Per quattro anni ha percosso e umiliato la sua compagna, una donna di 39 anni, procurandole gravi lesioni come la perforazione di un timpano. Un ternano di 46 anni è stato arrestato dai carabinieri.

L’arresto Le manette sono scattate giovedì mattina da parte dei carabinieri di Terni, in esecuzione di una ordinanza di custodia cautelare in carcere emessa dal gip Maurizio Santoloci, su richiesta del pm Elisabetta Massini, per i reati di maltrattamenti in famiglia, sequestro di persona, lesioni personali e danneggiamento. L’uomo è stato rinchiuso nel carcere di vocabolo Sabbione.

Botte per 4 anni A seguito delle indagini condotte dai militari era emerso che l’uomo, nel periodo in cui aveva avuto una relazione con la vittima, una ternana di 39 anni, cioè dal 2007 al 2011, l’ha a più riprese minacciata, maltrattata, percossa e ferita, anche con l’utilizzo di una padella, causandole gravi lesioni come la rottura di una costola e la perforazione del timpano.

Sequestrata Inoltre, dalle indagini è emerso che il 46enne in varie occasioni avrebbe sequestrato la donna, sia nella propria abitazione che in quella di lei, per evitare di farla uscire dopo averla percossa ed umiliata, sottraendole il cellulare per non farle contattare nessuno. In una circostanza poi l’uomo è arrivato a distruggere i mobili dell’abitazione della donna e il suo telefono cellulare.

Le conseguenze psicologiche La donna, per le condotte tenute dall’uomo, avrebbe inoltre subito, a causa della violenza brutale e delle umiliazioni costanti, un forte shock diventando vittima di uno stato di depressione e di prostrazione psicologica tanto da modificare il suo modo di rapportarsi con l’esterno, diventando una persona triste, chiusa ed insicura.

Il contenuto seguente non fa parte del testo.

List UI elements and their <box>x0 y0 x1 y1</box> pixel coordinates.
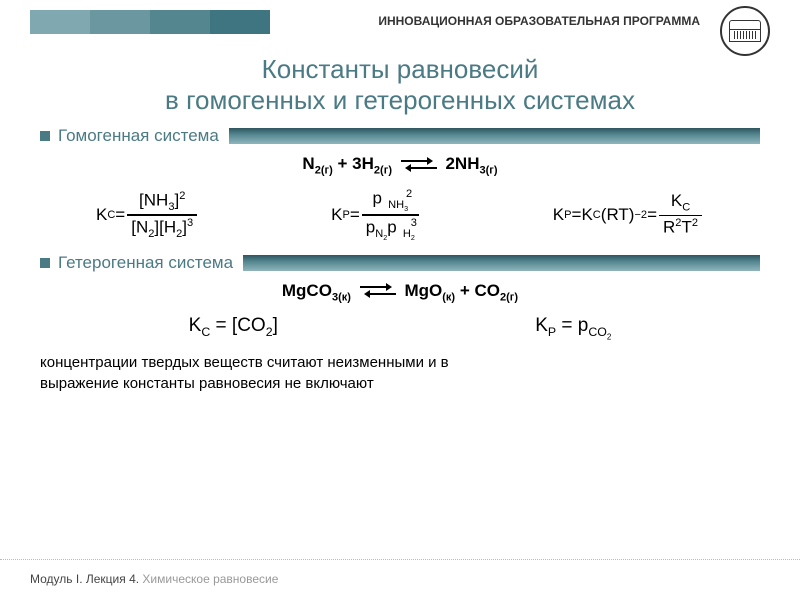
equation-1: N2(г) + 3H2(г) 2NH3(г) <box>0 154 800 176</box>
logo-icon <box>720 6 770 56</box>
section-label: Гетерогенная система <box>58 253 233 273</box>
equilibrium-arrow-icon <box>401 158 437 172</box>
equation-2: MgCO3(к) MgO(к) + CO2(г) <box>0 281 800 303</box>
note-text: концентрации твердых веществ считают неи… <box>40 353 760 394</box>
bullet-icon <box>40 258 50 268</box>
title-line-2: в гомогенных и гетерогенных системах <box>165 85 635 115</box>
formula-kp: KP = p2NH3pN2p3H2 <box>331 187 421 243</box>
eq-text: N <box>302 154 314 173</box>
divider <box>0 559 800 560</box>
formula-row-2: KC = [CO2] KP = pCO2 <box>60 315 740 341</box>
bullet-icon <box>40 131 50 141</box>
footer: Модуль I. Лекция 4. Химическое равновеси… <box>30 572 278 586</box>
section-label: Гомогенная система <box>58 126 219 146</box>
footer-module: Модуль I. Лекция 4. <box>30 572 142 586</box>
header: ИННОВАЦИОННАЯ ОБРАЗОВАТЕЛЬНАЯ ПРОГРАММА <box>0 0 800 48</box>
section-bar <box>229 128 760 144</box>
title-line-1: Константы равновесий <box>262 54 539 84</box>
page-title: Константы равновесий в гомогенных и гете… <box>20 54 780 116</box>
formula-kp-kc: KP = KC(RT)−2 = KCR2T2 <box>553 190 704 239</box>
formula-kp-pco2: KP = pCO2 <box>535 315 611 341</box>
section-heterogeneous: Гетерогенная система <box>40 253 760 273</box>
section-homogeneous: Гомогенная система <box>40 126 760 146</box>
header-text: ИННОВАЦИОННАЯ ОБРАЗОВАТЕЛЬНАЯ ПРОГРАММА <box>378 14 700 28</box>
formula-row-1: KC = [NH3]2[N2][H2]3 KP = p2NH3pN2p3H2 K… <box>30 187 770 243</box>
formula-kc-co2: KC = [CO2] <box>189 315 278 341</box>
equilibrium-arrow-icon <box>360 284 396 298</box>
header-stripes <box>30 10 270 34</box>
formula-kc: KC = [NH3]2[N2][H2]3 <box>96 189 199 241</box>
footer-topic: Химическое равновесие <box>142 572 278 586</box>
section-bar <box>243 255 760 271</box>
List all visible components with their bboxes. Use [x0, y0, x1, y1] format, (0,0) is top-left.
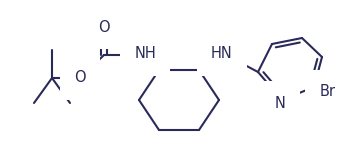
Text: O: O	[74, 70, 86, 86]
Text: HN: HN	[211, 46, 233, 62]
Text: N: N	[274, 96, 285, 111]
Text: NH: NH	[134, 46, 156, 62]
Text: O: O	[98, 20, 110, 34]
Text: Br: Br	[320, 84, 336, 99]
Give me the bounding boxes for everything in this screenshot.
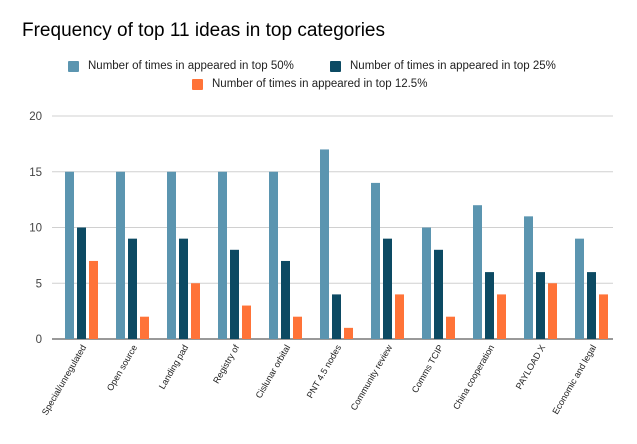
bar-series-2-4 [230, 249, 239, 339]
legend-item-top-12-5: Number of times in appeared in top 12.5% [192, 78, 427, 90]
x-tick-label: Landing pad [157, 343, 190, 391]
bar-series-3-5 [293, 316, 302, 339]
bar-series-2-2 [128, 238, 137, 339]
x-tick-label: China cooperation [451, 343, 496, 411]
bar-series-3-2 [140, 316, 149, 339]
bar-series-3-9 [497, 294, 506, 339]
bar-series-1-10 [524, 216, 533, 339]
bar-series-3-10 [548, 283, 557, 339]
bar-series-3-1 [89, 260, 98, 339]
x-tick-label: PNT 4.5 nodes [305, 343, 344, 400]
bar-series-2-1 [77, 227, 86, 339]
x-tick-label: Open source [105, 343, 139, 393]
x-tick-label: Economic and legal [550, 343, 598, 416]
bar-series-1-11 [575, 238, 584, 339]
x-tick-label: Comms TCIP [410, 343, 446, 395]
bar-series-2-11 [587, 272, 596, 339]
bar-series-2-3 [179, 238, 188, 339]
bar-series-1-7 [371, 182, 380, 339]
bar-series-3-11 [599, 294, 608, 339]
y-tick-label: 20 [29, 111, 42, 123]
chart-title: Frequency of top 11 ideas in top categor… [22, 20, 385, 41]
y-tick-label: 0 [36, 334, 42, 346]
bar-series-1-6 [320, 149, 329, 339]
bar-series-3-3 [191, 283, 200, 339]
y-tick-label: 5 [36, 278, 42, 290]
x-tick-label: Cislunar orbital [254, 343, 293, 400]
bar-series-2-6 [332, 294, 341, 339]
y-tick-label: 15 [29, 167, 42, 179]
bar-series-1-1 [65, 171, 74, 339]
legend-swatch-top-12-5 [192, 78, 203, 90]
bar-series-3-8 [446, 316, 455, 339]
legend-swatch-top-50 [68, 60, 79, 72]
bar-series-1-8 [422, 227, 431, 339]
bar-series-1-3 [167, 171, 176, 339]
bar-series-1-5 [269, 171, 278, 339]
bar-series-2-8 [434, 249, 443, 339]
bar-series-1-9 [473, 205, 482, 339]
x-tick-label: Special/unregulated [40, 343, 88, 417]
legend-label-top-25: Number of times in appeared in top 25% [350, 60, 556, 72]
legend-item-top-50: Number of times in appeared in top 50% [68, 60, 294, 72]
legend-label-top-50: Number of times in appeared in top 50% [88, 60, 294, 72]
bar-series-3-4 [242, 305, 251, 339]
bar-series-2-10 [536, 272, 545, 339]
bar-series-2-7 [383, 238, 392, 339]
bar-series-1-4 [218, 171, 227, 339]
bar-series-2-9 [485, 272, 494, 339]
legend-swatch-top-25 [330, 60, 341, 72]
legend-label-top-12-5: Number of times in appeared in top 12.5% [212, 78, 428, 90]
x-tick-label: PAYLOAD X [514, 343, 548, 391]
x-tick-label: Registry of [211, 343, 241, 386]
bar-series-2-5 [281, 260, 290, 339]
legend-item-top-25: Number of times in appeared in top 25% [330, 60, 556, 72]
bar-series-3-7 [395, 294, 404, 339]
x-tick-label: Community review [349, 343, 395, 413]
bar-series-1-2 [116, 171, 125, 339]
y-tick-label: 10 [29, 223, 42, 235]
bar-series-3-6 [344, 327, 353, 339]
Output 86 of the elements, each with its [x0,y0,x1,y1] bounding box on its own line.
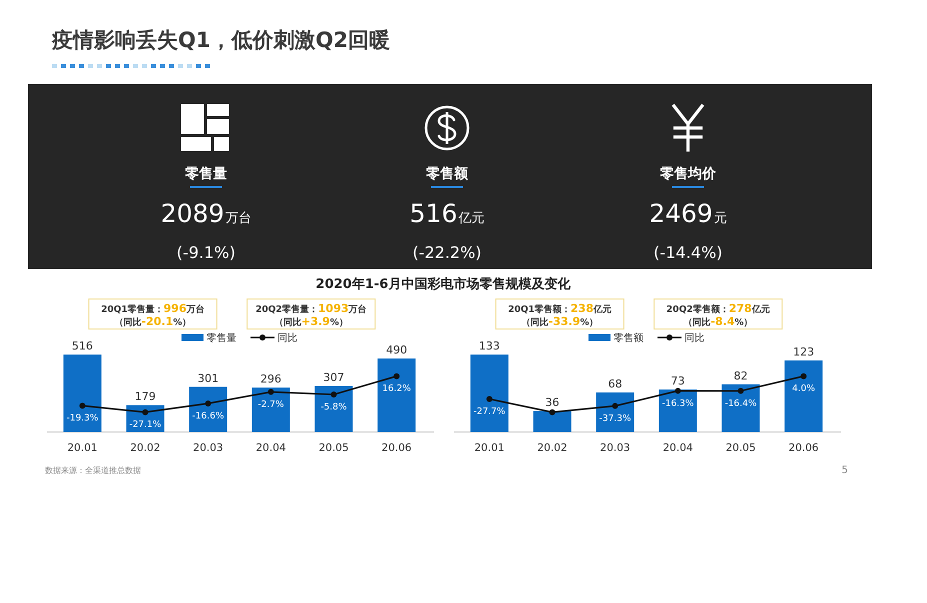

Azioni neotribali in aumento Gli inquirenti sottolineano come «questi purtroppo non infrequenti casi, sono crimini familiari operati spesso entro una atavica monade comportamentale sigillata dal confine apparentemente impenetrabile delle mura domestiche individuate dalla volontà delinquenziale degli autori come perfette complici silenti delle loro azioni neotribali». Gli stessi investigatori rimarcano «l’allarmante segnale sociale derivante da questa tipologia di crimini familiari che da tempo e sempre con maggiore frequenza si registrano su questo territorio con danni seriali per le vittime dentro le mura domestiche».